TYS implements system hardening for the application and IBM Cloud implements it for the platform. TYS has applied the following key measures to improve hardening:
• User logins are configured to use MFA or SSO.
• Users need valid credentials to access the platform. The system will reject and keep a record of all invalid logins.
• User passwords must follow set rules.
• A web-app firewall will limit access to the environment and enforce several rules including DDos parameters.
• TYS components run inside monitored Kubernetes clusters.
• All blockchain node cluster IP addresses are whitelisted.
• Integrated SIEM tools provide intrusion detection and alerting.
• Antivirus software is in place on developer machines and for PDF document uploads.
• Blockchain nodes back each other up in the event of a failure of a single node, zone, or region, and IBM backs up off-chain data every 24 hours and retains the backups for 30 days.
• All keys are stored in a separate instance of the offchain database, encrypted at rest, and integrated with a key management service.
• Code deployed on the system is subject to code reviews and static code scanning tools. Dynamic code scanning occurs through internal and external service provider penetration tests.

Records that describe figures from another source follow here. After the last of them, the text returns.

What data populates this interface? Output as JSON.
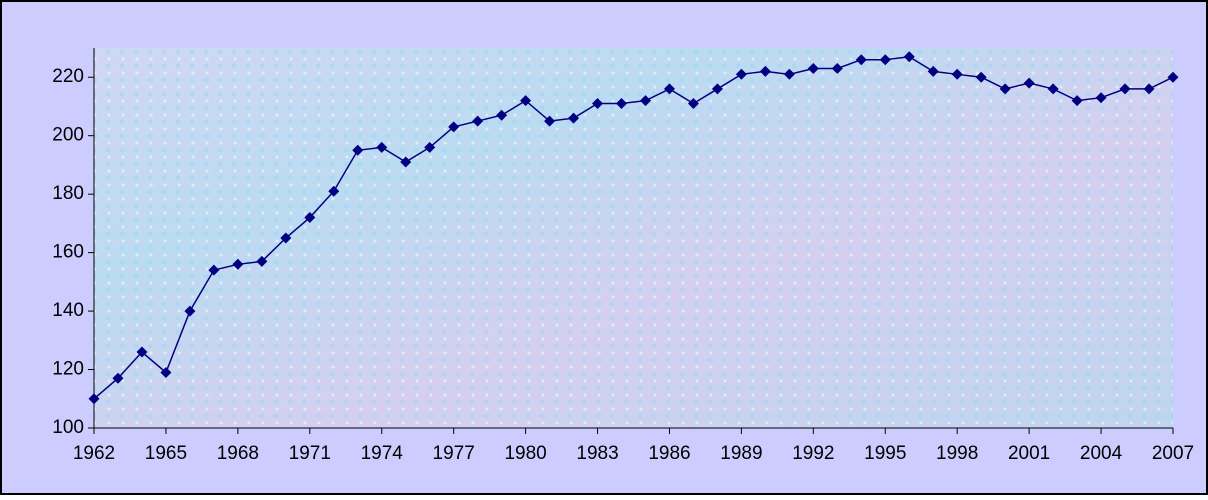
{
  "chart_data": {
    "type": "line",
    "x": [
      1962,
      1963,
      1964,
      1965,
      1966,
      1967,
      1968,
      1969,
      1970,
      1971,
      1972,
      1973,
      1974,
      1975,
      1976,
      1977,
      1978,
      1979,
      1980,
      1981,
      1982,
      1983,
      1984,
      1985,
      1986,
      1987,
      1988,
      1989,
      1990,
      1991,
      1992,
      1993,
      1994,
      1995,
      1996,
      1997,
      1998,
      1999,
      2000,
      2001,
      2002,
      2003,
      2004,
      2005,
      2006,
      2007
    ],
    "series": [
      {
        "color": "#000080",
        "values": [
          110,
          117,
          126,
          119,
          140,
          154,
          156,
          157,
          165,
          172,
          181,
          195,
          196,
          191,
          196,
          203,
          205,
          207,
          212,
          205,
          206,
          211,
          211,
          212,
          216,
          211,
          216,
          221,
          222,
          221,
          223,
          223,
          226,
          226,
          227,
          222,
          221,
          220,
          216,
          218,
          216,
          212,
          213,
          216,
          216,
          220
        ]
      }
    ],
    "xlim": [
      1962,
      2007
    ],
    "xticks": [
      1962,
      1965,
      1968,
      1971,
      1974,
      1977,
      1980,
      1983,
      1986,
      1989,
      1992,
      1995,
      1998,
      2001,
      2004,
      2007
    ],
    "ylim": [
      100,
      230
    ],
    "yticks": [
      100,
      120,
      140,
      160,
      180,
      200,
      220
    ]
  }
}
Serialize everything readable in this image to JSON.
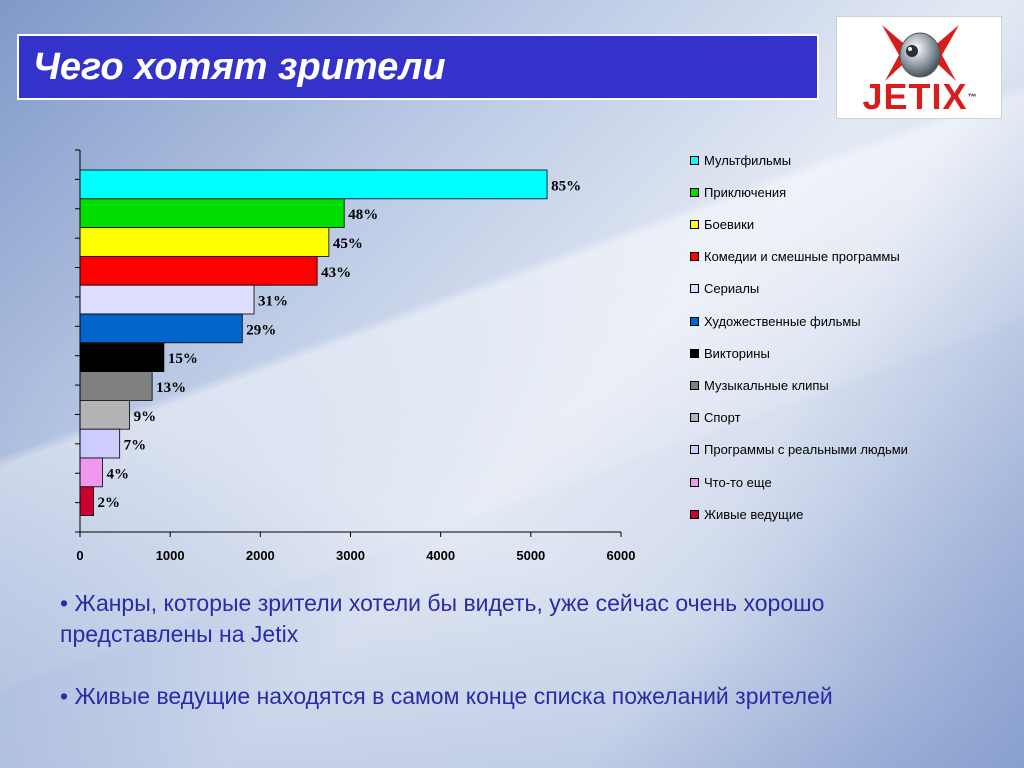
{
  "slide": {
    "title": "Чего хотят зрители",
    "logo_text": "JETIX",
    "logo_mark": "™",
    "bullets": [
      "• Жанры, которые зрители хотели бы видеть, уже сейчас очень хорошо представлены на Jetix",
      "• Живые ведущие находятся в самом конце списка пожеланий зрителей"
    ]
  },
  "chart_data": {
    "type": "bar",
    "orientation": "horizontal",
    "categories": [
      "Мультфильмы",
      "Приключения",
      "Боевики",
      "Комедии и смешные программы",
      "Сериалы",
      "Художественные фильмы",
      "Викторины",
      "Музыкальные клипы",
      "Спорт",
      "Программы с реальными людьми",
      "Что-то еще",
      "Живые ведущие"
    ],
    "values": [
      5180,
      2930,
      2760,
      2630,
      1930,
      1800,
      930,
      800,
      550,
      440,
      250,
      150
    ],
    "data_labels": [
      "85%",
      "48%",
      "45%",
      "43%",
      "31%",
      "29%",
      "15%",
      "13%",
      "9%",
      "7%",
      "4%",
      "2%"
    ],
    "colors": [
      "#00ffff",
      "#00dd00",
      "#ffff00",
      "#ff0000",
      "#ddddff",
      "#0066cc",
      "#000000",
      "#808080",
      "#b4b4b4",
      "#ccccff",
      "#ee99ee",
      "#cc0033"
    ],
    "xlim": [
      0,
      6000
    ],
    "xticks": [
      0,
      1000,
      2000,
      3000,
      4000,
      5000,
      6000
    ],
    "grid": false,
    "legend_position": "right"
  }
}
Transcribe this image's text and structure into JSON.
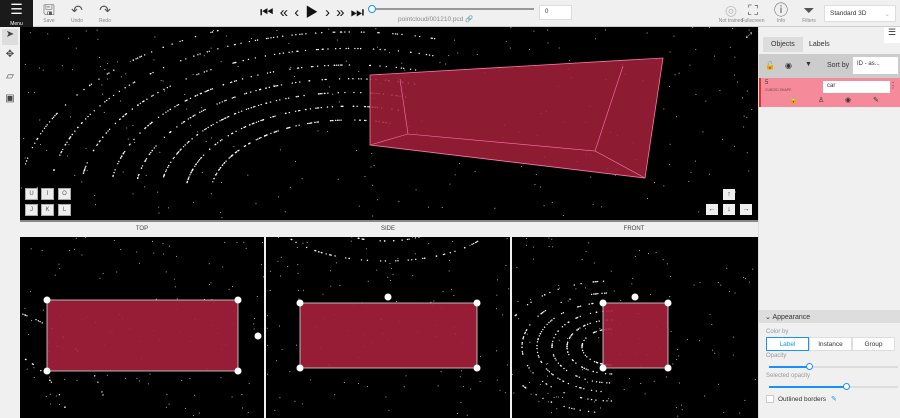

TYS developer laptops are equipped with anti-virus software and developers use npm scan tools to prevent malicious JavaScript packages from being injected into the application’s code.

An antivirus engine (ClamAV) scans PDF documents prior to upload to TYS, and the engineering team is in the process of installing anti-virus software for the application as a whole.

Yes: TYS has a complete Business Continuity Plan and regularly updates it. TYS has documented its overall BCP process and trained TYS support and operations personnel on it. TYS will conduct annual BCP drills, including DAST and SAST application security testing, and remediate any vulnerabilities found during them.

Yes: TYS has approved a Security Incident Management Plan, which is in place and will undergo revisions as future requirements are defined. It follows ISO/IEC Standard 27035 security incident guidance, which includes a recommended five-step process of preparing for incidents, monitoring and reporting incidents, assessing and working out how to mitigate incidents, responding by resolving incidents, and documenting lessons learned. Any user of the TYS network can report an observed incident, and incidents are logged in a tracking tool and classified with a severity level, with SLAs based on the severity level.

TYS is in the process of configuring SIEM tools that perform several functions, including monitoring network traffic to and from the Kubernetes clusters, identifying attacks and potentially compromised assets, and looking at activity logs for unauthorized or suspicious user or application access and changes to IBM Cloud resources.

More details available upon request.

The TYS network is in the process of setting up and migrating to the IBP 2.0 high availability blockchain configuration. The blockchain ledger is identical on all nodes by default, so any node that fails can automatically sync up with other nodes upon recovery and update its ledger. TYS is distributing nodes across multiple zones and regions to allow for redundancy if a zone or region goes down. Otherwise, the TYS team will attempt to resolve a critical severity 1 incident within 24 hours.

TYS tests backup/restore processes and redundancy annually.

All TYS employees must complete a mandatory, custom security training program consisting of 23 modules on topics from malware to GDPR to general security awareness.

The full list of modules is available upon request.